We explore how the laws of the market are being applied to endangered species, and how their protection is now in the hands of "mitigation banks". One such bank in the US has made more than $20m by buying part of the habitat of America's first endangered fly. Businesses that want to develop there must offset any environmental impact by investing in the fly's protection. Any business whose activity harms an area protected by a mitigation bank must pay: There are lizard credits, cacti credits, prairie dog credits.
But these banks also choose which species they will save or will let die - it's a choice dictated by profit.
As Ricardo Bayon, a cofounder of EKO Asset Management Partners, which styles itself as a new breed of financial institution, says, the depletion of resources renders them a commodity: "What happens, if there are very much fewer trees, if there's not the clean water we need, where we need it, when we need it, if there isn't the clean air, where we want it, where we need it, that becomes scarcer, that becomes more valuable - we're going to start to put a price on it, we're going to start to put a price on the destruction of it, and we believe there are opportunities in that transition to profit from that transition."
Pablo Solon, director of Focus on the Global South, is opposed to the buying and selling of nature: "To consider nature as capital is nonsense. It means using nature the way one uses technology, to invest and make more profit. That is what they are suggesting. They are insane."
Jutta Kill, with the World Rainforest Movement, points out that in the biodiversity market, banks are major actors, but these are also the same financial institutions whose trading resulted in the last financial crisis. "Banks, of course, don't do that because they have at heart protection of nature, they do that because they see a business in this. They want to become the ones who provide the trading platforms."
Pavan Sukhdev, an environmental economist and a former banker with Deutsche Bank, argues that putting a price on nature does not render it a commodity - it makes states aware of their ecological resources and companies more responsible. "Economics is mere weaponry. The direction in which you shoot, is an ethical choice," he says.
In this series we ask, where politics has so far failed, can the markets succeed? And if so at what risk? And at what price? We investigate the pricing of our planet as we navigate the increasingly complex landscape of the emerging, sophisticated and dark, "green" economy.
By Sandrine Feydel
The film follows the path my co-director Denis Delestrac and I have taken for two years.
Protecting our planet has become big business with companies promoting new environmental markets. Many respected economists believe that the best way to protect nature is to put a price on it, but others fear that this market in nature could lead to companies having a financial interest in a species' extinction.
Then there are concerns that, just as the subprime mortgage crisis of 2008 did, the market in nature credits will crash. And there are wider issues at stake. What guarantees do we have that our natural world will be protected? And should our ecological heritage even be up for sale?
At the beginning of our investigation, I thought that the proponents of these new economic tools could have a genuine interest in safeguarding our natural heritage.
Throughout this journey, I discovered the hidden agendas and interests of some of those advocating these economic mechanisms. I ended up discovering the risks associated with these financial tools.

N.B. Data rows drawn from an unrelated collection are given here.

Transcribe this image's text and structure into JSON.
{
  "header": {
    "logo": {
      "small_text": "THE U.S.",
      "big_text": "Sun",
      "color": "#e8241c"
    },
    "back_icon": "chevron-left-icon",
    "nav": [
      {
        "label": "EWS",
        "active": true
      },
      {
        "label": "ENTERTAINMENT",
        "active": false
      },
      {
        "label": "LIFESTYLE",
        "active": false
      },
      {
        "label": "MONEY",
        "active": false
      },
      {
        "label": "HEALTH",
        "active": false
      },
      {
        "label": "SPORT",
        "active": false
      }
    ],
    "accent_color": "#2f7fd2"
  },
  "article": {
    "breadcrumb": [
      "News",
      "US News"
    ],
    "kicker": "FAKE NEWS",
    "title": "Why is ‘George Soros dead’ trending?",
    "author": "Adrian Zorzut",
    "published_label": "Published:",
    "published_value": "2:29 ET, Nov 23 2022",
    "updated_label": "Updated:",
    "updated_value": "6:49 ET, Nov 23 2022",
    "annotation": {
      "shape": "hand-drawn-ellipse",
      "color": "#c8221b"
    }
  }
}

Most proponents of these new markets think that these new economic tools won't lead to the development of economic and financial markets, that making money by protecting nature is the most moral behaviour man can adopt.

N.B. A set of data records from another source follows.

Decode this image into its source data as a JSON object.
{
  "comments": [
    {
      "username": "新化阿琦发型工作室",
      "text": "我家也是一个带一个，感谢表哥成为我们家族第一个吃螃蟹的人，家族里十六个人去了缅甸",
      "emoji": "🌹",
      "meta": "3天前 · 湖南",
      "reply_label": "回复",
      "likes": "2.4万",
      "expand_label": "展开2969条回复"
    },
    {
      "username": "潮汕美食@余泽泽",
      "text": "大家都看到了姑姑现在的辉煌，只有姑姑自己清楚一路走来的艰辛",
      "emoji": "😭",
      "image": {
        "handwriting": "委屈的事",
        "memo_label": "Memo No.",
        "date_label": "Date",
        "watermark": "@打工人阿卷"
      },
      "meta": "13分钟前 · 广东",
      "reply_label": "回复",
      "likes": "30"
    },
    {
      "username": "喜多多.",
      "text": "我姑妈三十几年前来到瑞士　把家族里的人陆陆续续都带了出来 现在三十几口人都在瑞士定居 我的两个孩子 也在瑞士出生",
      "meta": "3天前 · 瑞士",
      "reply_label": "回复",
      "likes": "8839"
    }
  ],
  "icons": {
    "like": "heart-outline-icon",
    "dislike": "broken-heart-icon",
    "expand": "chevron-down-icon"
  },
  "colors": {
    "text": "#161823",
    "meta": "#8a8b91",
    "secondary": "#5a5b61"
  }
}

To my mind, the greatest danger comes from the close links and interests between the finance and banking world and the protection of nature.
If the protection of nature has to be profitable to be efficient, then left in the hands of market forces, what would happen when a crash occurs? We are already witnesses of such a crash: carbon markets were supposed to make carbon pollution more expensive than cleaner industrial technologies. Almost 20 years later, it is a failure. Carbon emissions are higher than ever. As someone I interviewed said: "You create the tools, but you cannot control who will use them and how."
Who could have ever imagined before the last economic crisis that some people would create financial derivative products to speculate on homeowners' defaults?